Richtlijn rijbewijzen

Richtlijn 2006/126/EG stelt regels voor het nationale rijbewijs. Het moet volgens een in de richtlijn vastgelegd model ontworpen zijn en lidstaten moeten elkaars rijbewijzen erkennen. De richtlijn legt verder een categorie-indeling vast, van categorie A tot en met DE, en bepaalt hoe deze zich onderling tot elkaar verhouden. Zo eist de richtlijn dat een burger al een B-rijbewijs, voor personenauto’s, bezit voordat dezer een D-rijbewijs, voor autobussen, mag behalen. Uiterlijk 19 januari 2033 moeten alle rijbewijzen in alle lidstaten aan alle vereisten in de richtlijn voldoen.

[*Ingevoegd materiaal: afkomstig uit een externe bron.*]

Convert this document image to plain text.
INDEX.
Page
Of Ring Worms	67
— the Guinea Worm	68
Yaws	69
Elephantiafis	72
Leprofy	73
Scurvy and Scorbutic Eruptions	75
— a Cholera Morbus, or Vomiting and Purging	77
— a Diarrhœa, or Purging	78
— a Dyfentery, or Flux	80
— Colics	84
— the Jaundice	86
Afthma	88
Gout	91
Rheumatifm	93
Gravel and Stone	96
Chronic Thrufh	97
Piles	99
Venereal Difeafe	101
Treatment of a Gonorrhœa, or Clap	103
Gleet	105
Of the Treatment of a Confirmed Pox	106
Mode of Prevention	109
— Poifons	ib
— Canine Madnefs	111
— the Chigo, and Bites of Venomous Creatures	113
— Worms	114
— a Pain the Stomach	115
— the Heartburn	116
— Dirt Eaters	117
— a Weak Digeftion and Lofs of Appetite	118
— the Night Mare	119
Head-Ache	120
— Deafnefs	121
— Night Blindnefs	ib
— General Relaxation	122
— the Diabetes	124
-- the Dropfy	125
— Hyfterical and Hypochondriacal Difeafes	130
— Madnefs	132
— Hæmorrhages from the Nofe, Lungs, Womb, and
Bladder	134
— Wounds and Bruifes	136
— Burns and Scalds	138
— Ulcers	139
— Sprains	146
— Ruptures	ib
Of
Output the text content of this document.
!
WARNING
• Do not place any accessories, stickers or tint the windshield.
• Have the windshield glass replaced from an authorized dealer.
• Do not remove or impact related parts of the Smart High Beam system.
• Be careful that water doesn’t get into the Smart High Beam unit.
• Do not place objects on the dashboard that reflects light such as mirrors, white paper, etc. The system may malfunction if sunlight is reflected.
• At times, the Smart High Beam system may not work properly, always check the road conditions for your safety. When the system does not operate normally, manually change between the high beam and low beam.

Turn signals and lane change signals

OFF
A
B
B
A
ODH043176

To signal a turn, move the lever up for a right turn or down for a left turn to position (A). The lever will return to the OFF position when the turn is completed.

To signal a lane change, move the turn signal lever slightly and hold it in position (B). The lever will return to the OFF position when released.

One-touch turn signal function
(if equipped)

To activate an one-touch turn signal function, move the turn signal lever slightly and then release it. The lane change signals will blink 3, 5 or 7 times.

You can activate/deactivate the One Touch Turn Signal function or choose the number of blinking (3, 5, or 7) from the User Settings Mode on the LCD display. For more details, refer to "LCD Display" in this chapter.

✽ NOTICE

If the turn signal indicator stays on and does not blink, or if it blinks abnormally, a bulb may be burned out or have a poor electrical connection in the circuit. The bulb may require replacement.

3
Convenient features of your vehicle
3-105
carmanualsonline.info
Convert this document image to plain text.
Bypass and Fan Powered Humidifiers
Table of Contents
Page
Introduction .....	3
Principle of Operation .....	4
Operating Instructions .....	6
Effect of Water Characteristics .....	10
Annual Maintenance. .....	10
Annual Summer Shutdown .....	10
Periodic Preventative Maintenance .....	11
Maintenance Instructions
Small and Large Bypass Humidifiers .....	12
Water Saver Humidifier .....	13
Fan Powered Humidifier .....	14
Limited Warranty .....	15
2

De richtlijn is van beperkte relevantie voor gemeenten, die een taak hebben in de afgifte van rijbewijzen. De richtlijn stelt eisen aan de afgifte, waaronder het voltooien van een theoretisch en/of praktijkexamen, een maximum van één rijbewijs per persoon, een beperkte administratieve geldigheidsduur van tien of vijftien jaar voor A tot en met BE en vijf jaar voor C tot en met D1E en het feit dat de aanvrager zijn gewoonlijke verblijfsplaats heeft op het grondgebied van de lidstaat die het rijbewijs afgeeft. Verder regelt de richtlijn dat men bij verhuizing naar een andere lidstaat om inwisseling van het rijbewijs mag vragen en dat men geen rijbewijs mag afgeven aan iemand wiens rijbewijs in een andere lidstaat is ingetrokken. Op grond van artikel 11 van de richtlijn kan de lidstaat van gewone verblijfplaats op de houder van een rijbewijs van een andere lidstaat de nationale bepalingen toepassen wat betreft schorsing, intrekking, beperking of nietigverklaring van diens rijbevoegdheid. Ook mag de lidstaat niet de geldigheid erkennen van een rijbewijs van een andere lidstaat als in het grondgebied van die lidstaat dat rijbewijs is geschorst, beperkt of ingetrokken.

In arrest C-266/21 van het Hof van Justitie bepaalde het Hof dat een lidstaat waar een rijbewijshouder diens gewone verblijfplaats heeft mag weigeren om een bevel tot schorsing van de rijbevoegdheid uit te voeren van een andere lidstaat waar de rijbewijshouder een verkeersovertreding heeft begaan. Dit geldt ook wanneer die andere lidstaat het rijbewijs heeft afgegeven in ruil waarvoor de houder het rijbewijs van de lidstaat van gewone verblijfplaats heeft ontvangen.

Verordening tachografen

Verordening 165/2014 betreffende tachografen in het wegvervoer bepaalt de regels die van toepassing zijn op tachografen in de EU en is relevant voor decentrale overheden in samenhang met Verordening 561/2006 (zoals in 2020 gewijzigd door Verordening 2020/1054). Zie voor informatie hierover de praktijkvragen ‘Is een tachograaf verplicht in overheidsvoertuigen‘ en ‘Moet er in voertuigen van de gemeente die afval ophalen een tachograaf aanwezig zijn‘.